WASHINGTON – Northwest lawmakers were mostly divided along party lines Thursday as the House approved changes to the nation’s most prominent environmental law, the 1973 Endangered Species Act.
Most Republicans, including Rep. Greg Walden of Oregon, said the bill would modernize a law that has long forced landowners to bear unreasonable burdens to protect plants and animals, led to costly lawsuits and failed to help threatened species recover.
Walden, a co-sponsor of the bill, called it a modest change that would “bring tangible and positive results for the environment and the people we represent.”
The bill would result in improved scientific requirements in federal decision-making; better criteria for helping species in need; improved protection of private property rights; and a streamlined process that will be open to the public, Walden said.
But Democrats said the bill would eviscerate a law they credit with preserving species such as the spotted owl, gray whale and bald eagle.
“This bill is like cutting down the tree with the bald eagle’s nest in it when you could have just trimmed the branches,” said Rep. Rick Larsen, D-Wash. “It proposes unreasonable solutions to reasonable concerns.”
The GOP-sponsored bill was approved 229-193, with all 10 Democrats in Washington and Oregon opposing it. Rep. Dave Reichert, R-Wash., was the only one of four Republicans in the two states to oppose the bill.
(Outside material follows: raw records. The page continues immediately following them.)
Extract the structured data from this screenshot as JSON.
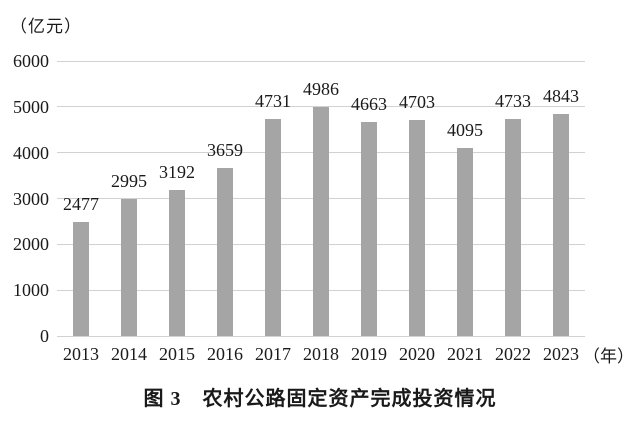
{
  "figure": {
    "caption": "图 3　农村公路固定资产完成投资情况"
  },
  "chart_data": {
    "type": "bar",
    "title": "图 3　农村公路固定资产完成投资情况",
    "y_axis_unit_label": "（亿元）",
    "x_axis_unit_label": "（年）",
    "categories": [
      "2013",
      "2014",
      "2015",
      "2016",
      "2017",
      "2018",
      "2019",
      "2020",
      "2021",
      "2022",
      "2023"
    ],
    "values": [
      2477,
      2995,
      3192,
      3659,
      4731,
      4986,
      4663,
      4703,
      4095,
      4733,
      4843
    ],
    "xlabel": "年",
    "ylabel": "亿元",
    "ylim": [
      0,
      6000
    ],
    "yticks": [
      0,
      1000,
      2000,
      3000,
      4000,
      5000,
      6000
    ],
    "grid": true,
    "legend": "none",
    "data_labels": true,
    "bar_color": "#a5a5a5",
    "gridline_color": "#d2d2d2",
    "text_color": "#1a1a1a",
    "background_color": "#ffffff"
  }
}
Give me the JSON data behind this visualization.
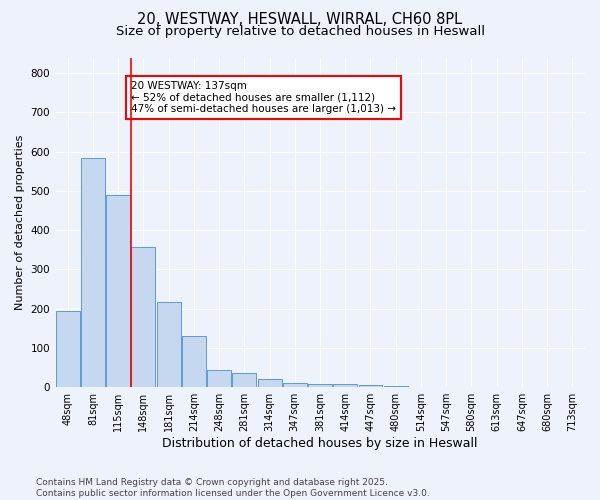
{
  "title_line1": "20, WESTWAY, HESWALL, WIRRAL, CH60 8PL",
  "title_line2": "Size of property relative to detached houses in Heswall",
  "xlabel": "Distribution of detached houses by size in Heswall",
  "ylabel": "Number of detached properties",
  "bin_labels": [
    "48sqm",
    "81sqm",
    "115sqm",
    "148sqm",
    "181sqm",
    "214sqm",
    "248sqm",
    "281sqm",
    "314sqm",
    "347sqm",
    "381sqm",
    "414sqm",
    "447sqm",
    "480sqm",
    "514sqm",
    "547sqm",
    "580sqm",
    "613sqm",
    "647sqm",
    "680sqm",
    "713sqm"
  ],
  "bar_values": [
    193,
    585,
    490,
    358,
    216,
    130,
    45,
    35,
    20,
    10,
    8,
    8,
    5,
    4,
    0,
    0,
    0,
    0,
    0,
    0,
    0
  ],
  "bar_color": "#c5d8f0",
  "bar_edge_color": "#5b9bd5",
  "vline_index": 2.5,
  "vline_color": "red",
  "annotation_text": "20 WESTWAY: 137sqm\n← 52% of detached houses are smaller (1,112)\n47% of semi-detached houses are larger (1,013) →",
  "annotation_box_color": "white",
  "annotation_box_edge_color": "red",
  "ylim": [
    0,
    840
  ],
  "yticks": [
    0,
    100,
    200,
    300,
    400,
    500,
    600,
    700,
    800
  ],
  "background_color": "#eef2fb",
  "footer_text": "Contains HM Land Registry data © Crown copyright and database right 2025.\nContains public sector information licensed under the Open Government Licence v3.0.",
  "title_fontsize": 10.5,
  "subtitle_fontsize": 9.5,
  "xlabel_fontsize": 9,
  "ylabel_fontsize": 8,
  "tick_fontsize": 7,
  "annotation_fontsize": 7.5,
  "footer_fontsize": 6.5
}
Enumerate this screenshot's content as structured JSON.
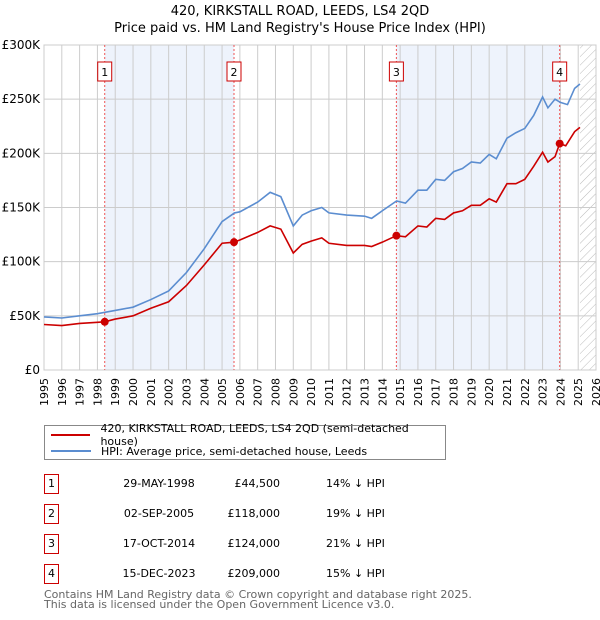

Spokeswoman Heather Janik said Reichert was concerned about a provision that would eliminate “critical habitat” protection for plants and animals where development is limited – a step some critics said could lead to the extinction of dozens of threatened species.
“The congressman felt that one of the top concerns in Washington state and in his district is the environment, and when it came to the bill, he had some concerns on critical habitat,” Janik said.
Rep. Jay Inslee, D-Wash., waxed philosophical during debate on the House floor.
“What is a fish without a river? What is a bird without a tree to nest in?” he asked.
“What is an Endangered Species Act without any enforcement mechanism to ensure that their habitat is protected? It is nothing,” Inslee added. “This is not a modernization of the act. This is a euthanization.”
But Republicans said the measure would restore sanity to a law that in 32 years has resulted in the recovery of less than 1 percent of listed species.
Rep. Doc Hastings, R-Wash., said the bill would create a “fundamental shift from confrontation and litigation to cooperation and recovery. For people of the rural West, there could be few more important matters than modernization of the ESA.”